Imagine if I’d known then that Donald Trump was going to win the damn election!
Thanks to my dear friends and my outstanding department chair I made it through February and March 2016, realised I needed a better work-life balance plan, decided to cut out work emails on weekends and over holiday periods, and generally set about paying better attention to my life. I feel a lot better now; in fact, I feel well enough that in the weeks since Mr Trump Went To Washington I’ve been doing a number of things designed, simply, to help me cope with the pool of heavy affect that has settled over my heart.
As it turns out, these are also things that, in normal times, could help those of us who teach and support young people for a living to care for our own emotional wellbeing and sustain our forward momentum.
So I thought I’d share them.
Take a friend out for lunch. My office neighbour, Kate, is a wonderful human being and sometimes I see her when we are both on campus for teaching. But we are busy and she lives in Toronto and we are busy and did I mention how busy we are? So a couple of weeks ago, when I was planning a day of work in the city, I emailed her and asked her if we could have lunch together while I was there. She was totally game – but then her book deadline got in the way. So I said: fear not! I will come to you and I will bring the lunch! We ended up having burgers and deep friend pickles (OMG SO GOOD!!!) and milkshakes and sharing our news in the sunny front window of Rudy’s on College. What bliss.

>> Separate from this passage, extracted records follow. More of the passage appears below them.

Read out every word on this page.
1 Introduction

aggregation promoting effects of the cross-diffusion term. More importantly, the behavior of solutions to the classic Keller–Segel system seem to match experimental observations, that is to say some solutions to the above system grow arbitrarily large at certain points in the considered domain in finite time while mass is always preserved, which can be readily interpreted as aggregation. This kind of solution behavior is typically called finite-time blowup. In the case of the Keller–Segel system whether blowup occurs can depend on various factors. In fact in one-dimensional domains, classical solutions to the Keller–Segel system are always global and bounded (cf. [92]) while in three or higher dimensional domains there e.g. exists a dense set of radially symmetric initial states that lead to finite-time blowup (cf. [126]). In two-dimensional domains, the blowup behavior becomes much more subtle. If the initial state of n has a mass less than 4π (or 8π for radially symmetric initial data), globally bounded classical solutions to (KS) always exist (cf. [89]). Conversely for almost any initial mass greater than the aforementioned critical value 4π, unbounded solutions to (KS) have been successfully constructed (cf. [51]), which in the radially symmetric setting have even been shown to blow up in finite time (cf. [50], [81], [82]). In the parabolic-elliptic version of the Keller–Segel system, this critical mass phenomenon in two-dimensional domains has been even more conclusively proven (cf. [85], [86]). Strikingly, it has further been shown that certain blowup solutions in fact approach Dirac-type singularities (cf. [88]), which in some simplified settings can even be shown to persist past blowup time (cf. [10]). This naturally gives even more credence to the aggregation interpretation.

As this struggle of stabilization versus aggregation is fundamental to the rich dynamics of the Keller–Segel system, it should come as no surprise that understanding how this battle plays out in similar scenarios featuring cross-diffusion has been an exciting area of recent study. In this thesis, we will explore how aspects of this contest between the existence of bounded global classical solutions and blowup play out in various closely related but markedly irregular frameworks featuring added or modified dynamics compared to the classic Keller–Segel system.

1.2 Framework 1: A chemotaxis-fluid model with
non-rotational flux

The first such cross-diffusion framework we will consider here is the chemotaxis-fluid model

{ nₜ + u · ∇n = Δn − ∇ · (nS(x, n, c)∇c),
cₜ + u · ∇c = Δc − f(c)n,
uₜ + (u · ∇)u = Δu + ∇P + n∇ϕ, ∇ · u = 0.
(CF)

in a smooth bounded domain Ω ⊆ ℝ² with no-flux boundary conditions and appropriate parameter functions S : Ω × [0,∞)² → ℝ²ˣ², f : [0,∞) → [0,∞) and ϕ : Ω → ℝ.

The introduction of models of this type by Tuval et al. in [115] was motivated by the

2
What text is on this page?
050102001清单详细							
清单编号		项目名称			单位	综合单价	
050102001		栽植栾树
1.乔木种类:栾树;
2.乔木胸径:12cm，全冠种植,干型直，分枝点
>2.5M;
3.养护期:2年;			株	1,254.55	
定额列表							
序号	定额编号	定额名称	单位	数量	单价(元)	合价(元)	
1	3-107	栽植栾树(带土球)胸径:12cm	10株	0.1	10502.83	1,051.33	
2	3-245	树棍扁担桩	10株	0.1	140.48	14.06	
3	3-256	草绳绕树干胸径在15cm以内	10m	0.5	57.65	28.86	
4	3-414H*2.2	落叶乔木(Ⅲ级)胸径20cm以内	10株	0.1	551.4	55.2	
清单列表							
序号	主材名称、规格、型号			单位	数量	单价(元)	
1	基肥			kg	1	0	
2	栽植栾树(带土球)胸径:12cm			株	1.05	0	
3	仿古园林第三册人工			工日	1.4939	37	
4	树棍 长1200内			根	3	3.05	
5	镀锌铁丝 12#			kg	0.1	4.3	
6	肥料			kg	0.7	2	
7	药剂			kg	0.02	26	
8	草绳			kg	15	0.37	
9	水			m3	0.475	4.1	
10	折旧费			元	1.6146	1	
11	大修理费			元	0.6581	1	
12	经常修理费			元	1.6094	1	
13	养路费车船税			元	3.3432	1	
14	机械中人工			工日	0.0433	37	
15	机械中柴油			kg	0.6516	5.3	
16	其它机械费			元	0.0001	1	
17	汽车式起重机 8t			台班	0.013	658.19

Have a drink over Skype with someone you love. Most of my friends aren’t in the town where I work; they are in London, England or Toronto or Berlin or San Diego or Brisbane or Halifax or… you get the picture. Academics live a nomadic life, leaving waves of loved ones behind at each career turn. I don’t see enough of my folks, so at the suggestion of my dear pal Jen Harvie I’ve started to make Skype/Facetime dates with friends abroad. Recently I’ve had two, both with chums in Toronto when I couldn’t make it to the city. Sure, we might talk a bit about work, but mostly we gossip about boys (at my instigation; I’m single, straight, and on the internet…). A drink in hand makes it all the more fun.
Go for a long walk, maybe with an animal. My dog Emma provides a built in excuse for long walks; she’s portable, so sometimes I throw her in the car with me and we travel to friends and their trails elsewhere. We had a fantastic, nourishing time walking on the glorious Niagara Escarpment with our friends Susan (human) and Shelby (canine) a couple of weeks ago; you can read more about that adventure here.
Have some sex. Oh yes, I’m quite serious! It’s a gesture of care for your body, a reminder of your beautiful, flawed, awkward, delightful humanity, and a chance to be held, supported by, and connected to another human being for a moment, just when that kind of holding, support and connection are lacking in the wider world. It also totally counts as exercise.
Make a beautiful dinner for yourself, and for someone you love. We are busy professionals and too busy to cook a lot of the time, I know. But cooking a proper meal, as my horrendously failed relationship from last winter reminded me, is the best gift we can give to ourselves and to one another. So book off some time (mark it on your calendar!) and go for it. Make the thing you most love in the world, and share it with somebody. Open wine, if that’s your thing, or open whatever your thing might be.
And then raise your glass to the struggles ahead. Remember that if you embrace the other humans around you, and fortify yourself, you can be ready for anything.